Why do we omit the negative sign when finding basic angle when solving trigonometric equations? Suppose I'm asked to solve for $\cos \theta = -0.5$, for $\theta$ between $0^\circ$ and $360^\circ$ inclusive.
I am told that the first step would be to buy the basic angle, $\alpha$. The way I am told to do this is by omitting the negative sign from -0.5 and hence finding sine inverse of 0.5 to get $60^\circ$. I understand the next steps of identifying the quadrant $\theta$ lies in etc: what I don't understand is why I need to omit the negative sign when finding the basic angle.
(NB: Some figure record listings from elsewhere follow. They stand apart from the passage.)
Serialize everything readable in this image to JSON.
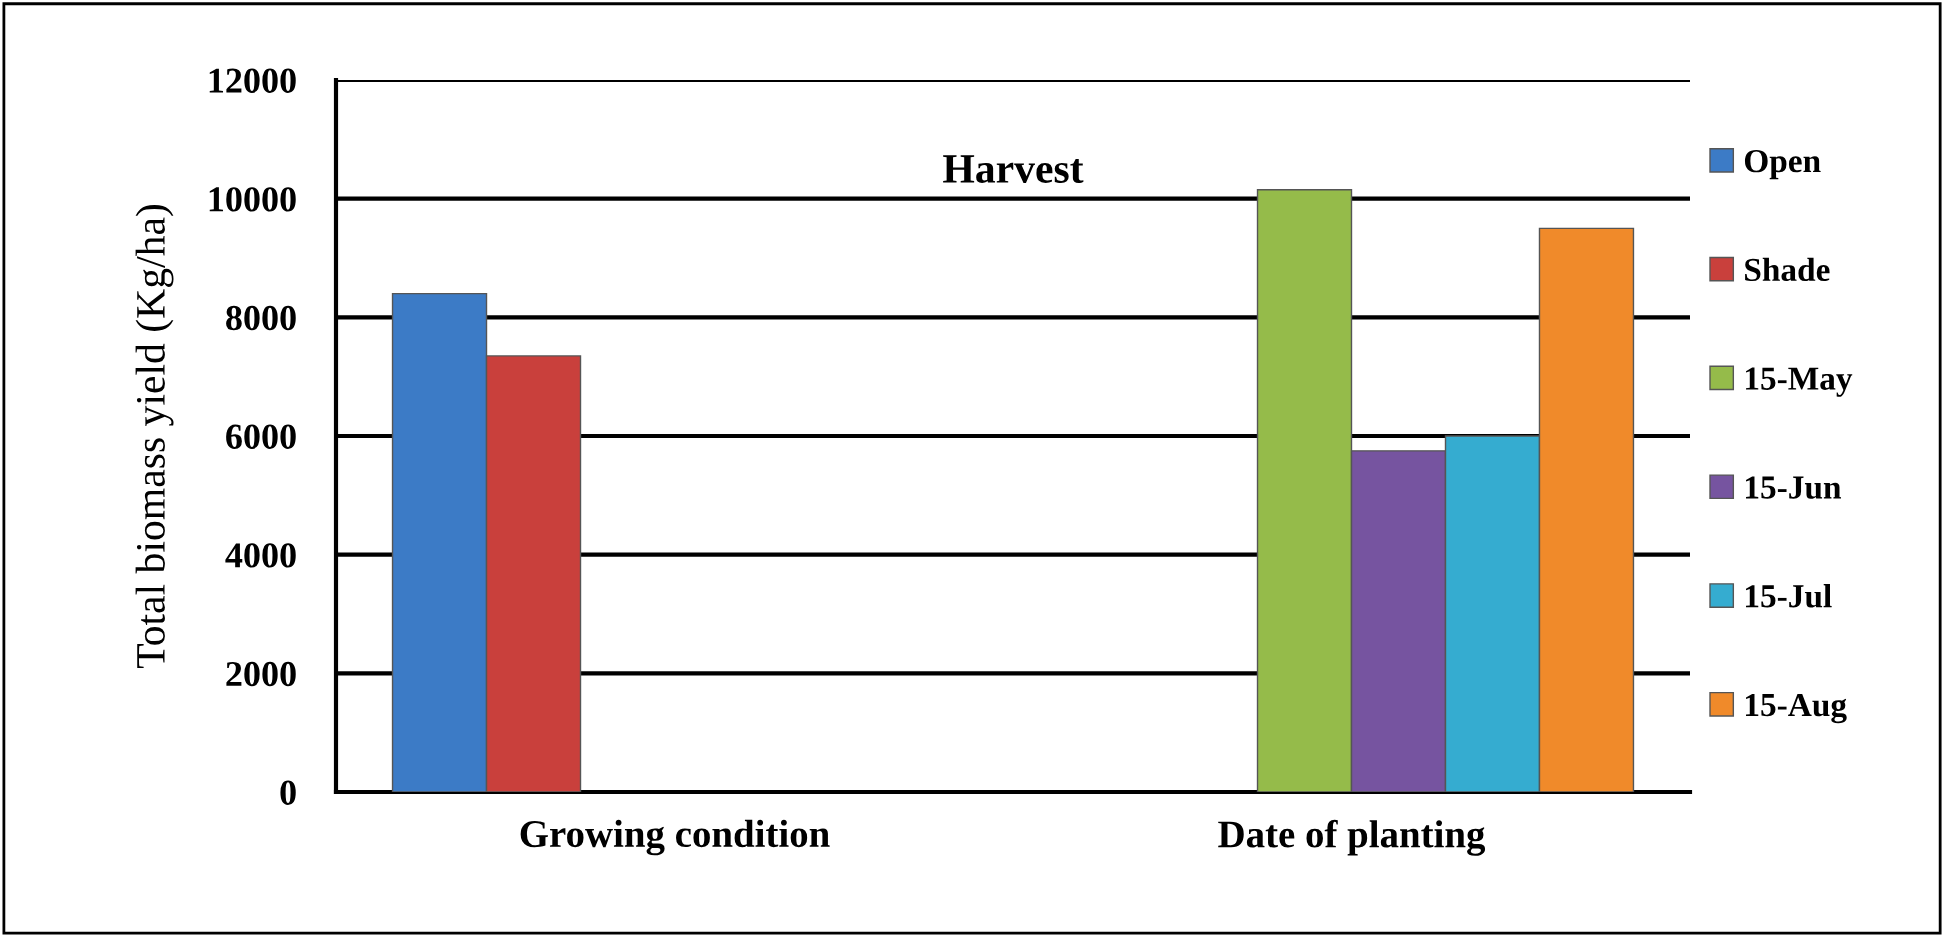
{
  "chart_data": {
    "type": "bar",
    "title": "Harvest",
    "ylabel": "Total biomass yield (Kg/ha)",
    "categories": [
      "Growing condition",
      "Date of planting"
    ],
    "series": [
      {
        "name": "Open",
        "color": "#3c7bc6",
        "values": [
          8400,
          null
        ]
      },
      {
        "name": "Shade",
        "color": "#c9403c",
        "values": [
          7350,
          null
        ]
      },
      {
        "name": "15-May",
        "color": "#95bb4a",
        "values": [
          null,
          10150
        ]
      },
      {
        "name": "15-Jun",
        "color": "#7654a0",
        "values": [
          null,
          5750
        ]
      },
      {
        "name": "15-Jul",
        "color": "#35acd0",
        "values": [
          null,
          6000
        ]
      },
      {
        "name": "15-Aug",
        "color": "#f08a2a",
        "values": [
          null,
          9500
        ]
      }
    ],
    "ylim": [
      0,
      12000
    ],
    "yticks": [
      0,
      2000,
      4000,
      6000,
      8000,
      10000,
      12000
    ],
    "grid": "y",
    "legend": "right"
  }
}
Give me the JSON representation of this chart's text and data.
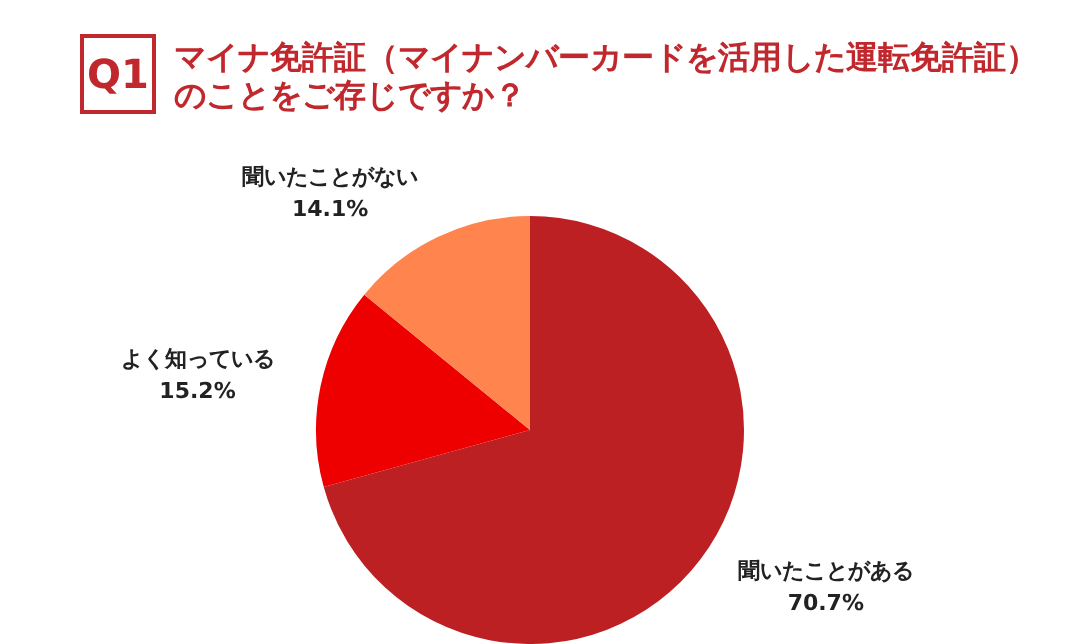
{
  "chart_data": {
    "type": "pie",
    "title": "マイナ免許証（マイナンバーカードを活用した運転免許証）のことをご存じですか？",
    "annotations": [
      "Q1"
    ],
    "categories": [
      "聞いたことがある",
      "よく知っている",
      "聞いたことがない"
    ],
    "values": [
      70.7,
      15.2,
      14.1
    ],
    "colors": [
      "#bc2022",
      "#ee0000",
      "#ff844d"
    ],
    "value_labels": [
      "70.7%",
      "15.2%",
      "14.1%"
    ],
    "legend": false
  }
}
I know the basic angle itself is acute and positive but why must the trigonometric function of the angle be positive for me to find the basic angle too?
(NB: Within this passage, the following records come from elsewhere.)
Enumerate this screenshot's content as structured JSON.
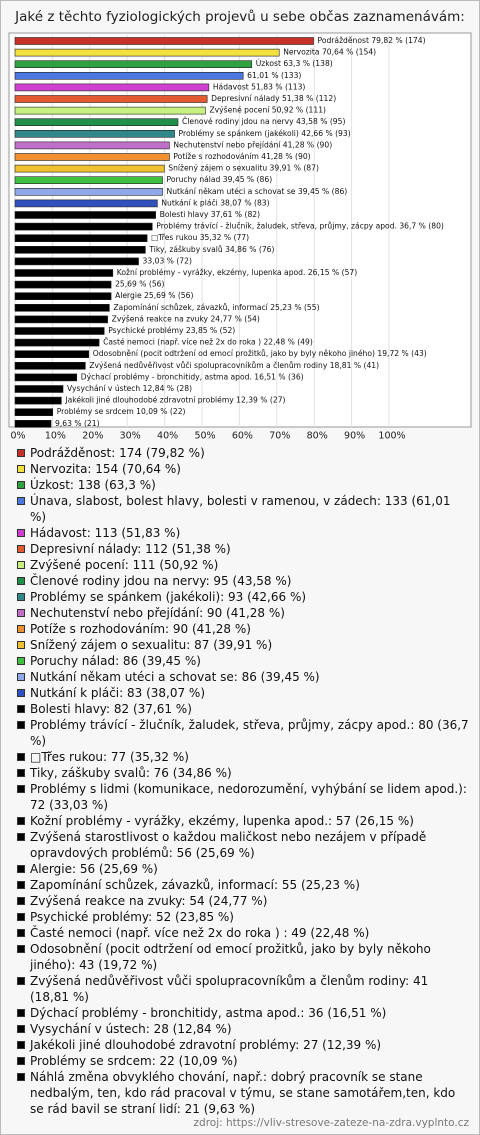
{
  "chart_data": {
    "type": "bar",
    "orientation": "horizontal",
    "title": "Jaké z těchto fyziologických projevů u sebe občas zaznamenávám:",
    "source": "zdroj: https://vliv-stresove-zateze-na-zdra.vyplnto.cz",
    "xlim": [
      0,
      100
    ],
    "xticks": [
      {
        "value": 0,
        "label": "0%"
      },
      {
        "value": 10,
        "label": "10%"
      },
      {
        "value": 20,
        "label": "20%"
      },
      {
        "value": 30,
        "label": "30%"
      },
      {
        "value": 40,
        "label": "40%"
      },
      {
        "value": 50,
        "label": "50%"
      },
      {
        "value": 60,
        "label": "60%"
      },
      {
        "value": 70,
        "label": "70%"
      },
      {
        "value": 80,
        "label": "80%"
      },
      {
        "value": 90,
        "label": "90%"
      },
      {
        "value": 100,
        "label": "100%"
      }
    ],
    "grid": true,
    "values": [
      79.82,
      70.64,
      63.3,
      61.01,
      51.83,
      51.38,
      50.92,
      43.58,
      42.66,
      41.28,
      41.28,
      39.91,
      39.45,
      39.45,
      38.07,
      37.61,
      36.7,
      35.32,
      34.86,
      33.03,
      26.15,
      25.69,
      25.69,
      25.23,
      24.77,
      23.85,
      22.48,
      19.72,
      18.81,
      16.51,
      12.84,
      12.39,
      10.09,
      9.63
    ],
    "value_labels": [
      "Podrážděnost 79,82 % (174)",
      "Nervozita 70,64 % (154)",
      "Úzkost 63,3 % (138)",
      "61,01 % (133)",
      "Hádavost 51,83 % (113)",
      "Depresivní nálady 51,38 % (112)",
      "Zvýšené pocení 50,92 % (111)",
      "Členové rodiny jdou na nervy 43,58 % (95)",
      "Problémy se spánkem (jakékoli) 42,66 % (93)",
      "Nechutenství nebo přejídání 41,28 % (90)",
      "Potíže s rozhodováním 41,28 % (90)",
      "Snížený zájem o sexualitu 39,91 % (87)",
      "Poruchy nálad 39,45 % (86)",
      "Nutkání někam utéci a schovat se 39,45 % (86)",
      "Nutkání k pláči 38,07 % (83)",
      "Bolesti hlavy 37,61 % (82)",
      "Problémy trávící - žlučník, žaludek, střeva, průjmy, zácpy apod. 36,7 % (80)",
      "□Třes rukou 35,32 % (77)",
      "Tiky, záškuby svalů 34,86 % (76)",
      "33,03 % (72)",
      "Kožní problémy - vyrážky, ekzémy, lupenka apod. 26,15 % (57)",
      "25,69 % (56)",
      "Alergie 25,69 % (56)",
      "Zapomínání schůzek, závazků, informací 25,23 % (55)",
      "Zvýšená reakce na zvuky 24,77 % (54)",
      "Psychické problémy 23,85 % (52)",
      "Časté nemoci (např. více než 2x do roka ) 22,48 % (49)",
      "Odosobnění (pocit odtržení od emocí prožitků, jako by byly někoho jiného) 19,72 % (43)",
      "Zvýšená nedůvěřivost vůči spolupracovníkům a členům rodiny 18,81 % (41)",
      "Dýchací problémy - bronchitidy, astma apod. 16,51 % (36)",
      "Vysychání v ústech 12,84 % (28)",
      "Jakékoli jiné dlouhodobé zdravotní problémy 12,39 % (27)",
      "Problémy se srdcem 10,09 % (22)",
      "9,63 % (21)"
    ],
    "legend": [
      "Podrážděnost: 174 (79,82 %)",
      "Nervozita: 154 (70,64 %)",
      "Úzkost: 138 (63,3 %)",
      "Únava, slabost, bolest hlavy, bolesti v ramenou, v zádech: 133 (61,01 %)",
      "Hádavost: 113 (51,83 %)",
      "Depresivní nálady: 112 (51,38 %)",
      "Zvýšené pocení: 111 (50,92 %)",
      "Členové rodiny jdou na nervy: 95 (43,58 %)",
      "Problémy se spánkem (jakékoli): 93 (42,66 %)",
      "Nechutenství nebo přejídání: 90 (41,28 %)",
      "Potíže s rozhodováním: 90 (41,28 %)",
      "Snížený zájem o sexualitu: 87 (39,91 %)",
      "Poruchy nálad: 86 (39,45 %)",
      "Nutkání někam utéci a schovat se: 86 (39,45 %)",
      "Nutkání k pláči: 83 (38,07 %)",
      "Bolesti hlavy: 82 (37,61 %)",
      "Problémy trávící - žlučník, žaludek, střeva, průjmy, zácpy apod.: 80 (36,7 %)",
      "□Třes rukou: 77 (35,32 %)",
      "Tiky, záškuby svalů: 76 (34,86 %)",
      "Problémy s lidmi (komunikace, nedorozumění, vyhýbání se lidem apod.): 72 (33,03 %)",
      "Kožní problémy - vyrážky, ekzémy, lupenka apod.: 57 (26,15 %)",
      "Zvýšená starostlivost o každou maličkost nebo nezájem v případě opravdových problémů: 56 (25,69 %)",
      "Alergie: 56 (25,69 %)",
      "Zapomínání schůzek, závazků, informací: 55 (25,23 %)",
      "Zvýšená reakce na zvuky: 54 (24,77 %)",
      "Psychické problémy: 52 (23,85 %)",
      "Časté nemoci (např. více než 2x do roka ) : 49 (22,48 %)",
      "Odosobnění (pocit odtržení od emocí prožitků, jako by byly někoho jiného): 43 (19,72 %)",
      "Zvýšená nedůvěřivost vůči spolupracovníkům a členům rodiny: 41 (18,81 %)",
      "Dýchací problémy - bronchitidy, astma apod.: 36 (16,51 %)",
      "Vysychání v ústech: 28 (12,84 %)",
      "Jakékoli jiné dlouhodobé zdravotní problémy: 27 (12,39 %)",
      "Problémy se srdcem: 22 (10,09 %)",
      "Náhlá změna obvyklého chování, např.: dobrý pracovník se stane nedbalým, ten, kdo rád pracoval v týmu, se stane samotářem,ten, kdo se rád bavil se straní lidí: 21 (9,63 %)"
    ],
    "colors": [
      "#c8302a",
      "#f0e040",
      "#30a040",
      "#4a78e0",
      "#d040d0",
      "#e45a30",
      "#c8f080",
      "#209048",
      "#308888",
      "#c070c8",
      "#f09030",
      "#f0c030",
      "#40c040",
      "#90a8e8",
      "#3050c0",
      "#000000",
      "#000000",
      "#000000",
      "#000000",
      "#000000",
      "#000000",
      "#000000",
      "#000000",
      "#000000",
      "#000000",
      "#000000",
      "#000000",
      "#000000",
      "#000000",
      "#000000",
      "#000000",
      "#000000",
      "#000000",
      "#000000"
    ]
  }
}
 A: Omission of the negative sign is not necessary.
The technique you described in your question involves finding a reference angle in the first quadrant (the reason you drop the negative sign), determining the quadrants in which the cosine is negative, and then finding the angles in those quadrants with that reference angle.  
In this case, the reference angle is $60^\circ$, the quadrants in which the cosine is negative are the second and third quadrants (since the $x$-coordinate is negative), and the angles in those quadrants with a reference angle of $60^\circ$ are, respectively, $180^\circ - 60^\circ = 120^\circ$ and $180^\circ + 60^\circ = 240^\circ$.  
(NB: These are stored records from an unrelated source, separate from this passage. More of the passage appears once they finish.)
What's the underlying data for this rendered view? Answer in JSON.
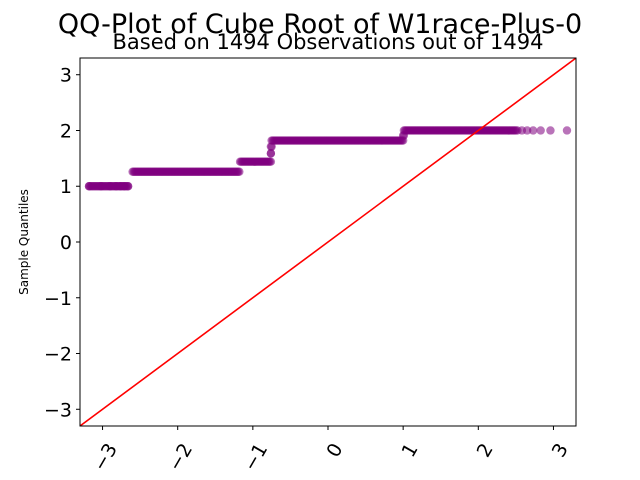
{
  "chart_data": {
    "type": "scatter",
    "title": "QQ-Plot of Cube Root of W1race-Plus-0",
    "subtitle": "Based on 1494 Observations out of 1494",
    "xlabel": "",
    "ylabel": "Sample Quantiles",
    "xlim": [
      -3.3,
      3.3
    ],
    "ylim": [
      -3.3,
      3.3
    ],
    "xticks": [
      "−3",
      "−2",
      "−1",
      "0",
      "1",
      "2",
      "3"
    ],
    "xtick_values": [
      -3,
      -2,
      -1,
      0,
      1,
      2,
      3
    ],
    "yticks": [
      "−3",
      "−2",
      "−1",
      "0",
      "1",
      "2",
      "3"
    ],
    "ytick_values": [
      -3,
      -2,
      -1,
      0,
      1,
      2,
      3
    ],
    "reference_line": {
      "from": [
        -3.3,
        -3.3
      ],
      "to": [
        3.3,
        3.3
      ]
    },
    "grid": false,
    "steps": [
      {
        "y": 1.0,
        "x_from": -3.18,
        "x_to": -2.66,
        "sparse_points": [
          -3.18,
          -3.02,
          -2.9,
          -2.82,
          -2.76,
          -2.71,
          -2.66
        ]
      },
      {
        "y": 1.26,
        "x_from": -2.6,
        "x_to": -1.18
      },
      {
        "y": 1.44,
        "x_from": -1.17,
        "x_to": -0.76
      },
      {
        "y": 1.59,
        "x_from": -0.76,
        "x_to": -0.76
      },
      {
        "y": 1.71,
        "x_from": -0.76,
        "x_to": -0.75
      },
      {
        "y": 1.82,
        "x_from": -0.75,
        "x_to": 1.0
      },
      {
        "y": 1.91,
        "x_from": 1.0,
        "x_to": 1.01
      },
      {
        "y": 2.0,
        "x_from": 1.01,
        "x_to": 2.5,
        "sparse_points": [
          2.52,
          2.58,
          2.65,
          2.73,
          2.83,
          2.96,
          3.18
        ]
      }
    ],
    "point_color": "#800080",
    "line_color": "#ff0000"
  }
}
While this method works, it is not necessary.  
The arccosine function (inverse cosine function) is defined by 
$$\arccos x = \theta \iff x = \cos\theta, 0 \leq \theta \leq \pi$$
where $\theta$ is measured in radians.  Since $2\pi/3$ is the unique angle $\theta$ in the interval $[0, \pi]$ such that $\cos\theta = -1/2$, 
$$\arccos\left(-\frac{1}{2}\right) = \frac{2\pi}{3}$$
Thus, one solution of the equation $\cos\theta = -1/2$  is $2\pi/3$, which is $120^\circ$.  Using symmetry, we obtain 
$$\cos\theta = \cos(2\pi - \theta)$$
since the $x$-coordinates of the points where the terminal sides of the angles $\theta$ and $2\pi - \theta$ intersect the unit circle are equal.  (The angle $\theta$ in the diagram is not the same as the one in the problem.)

Hence, another solution is 
$$2\pi - \frac{2\pi}{3} = \frac{4\pi}{3}$$
which is $240^\circ$.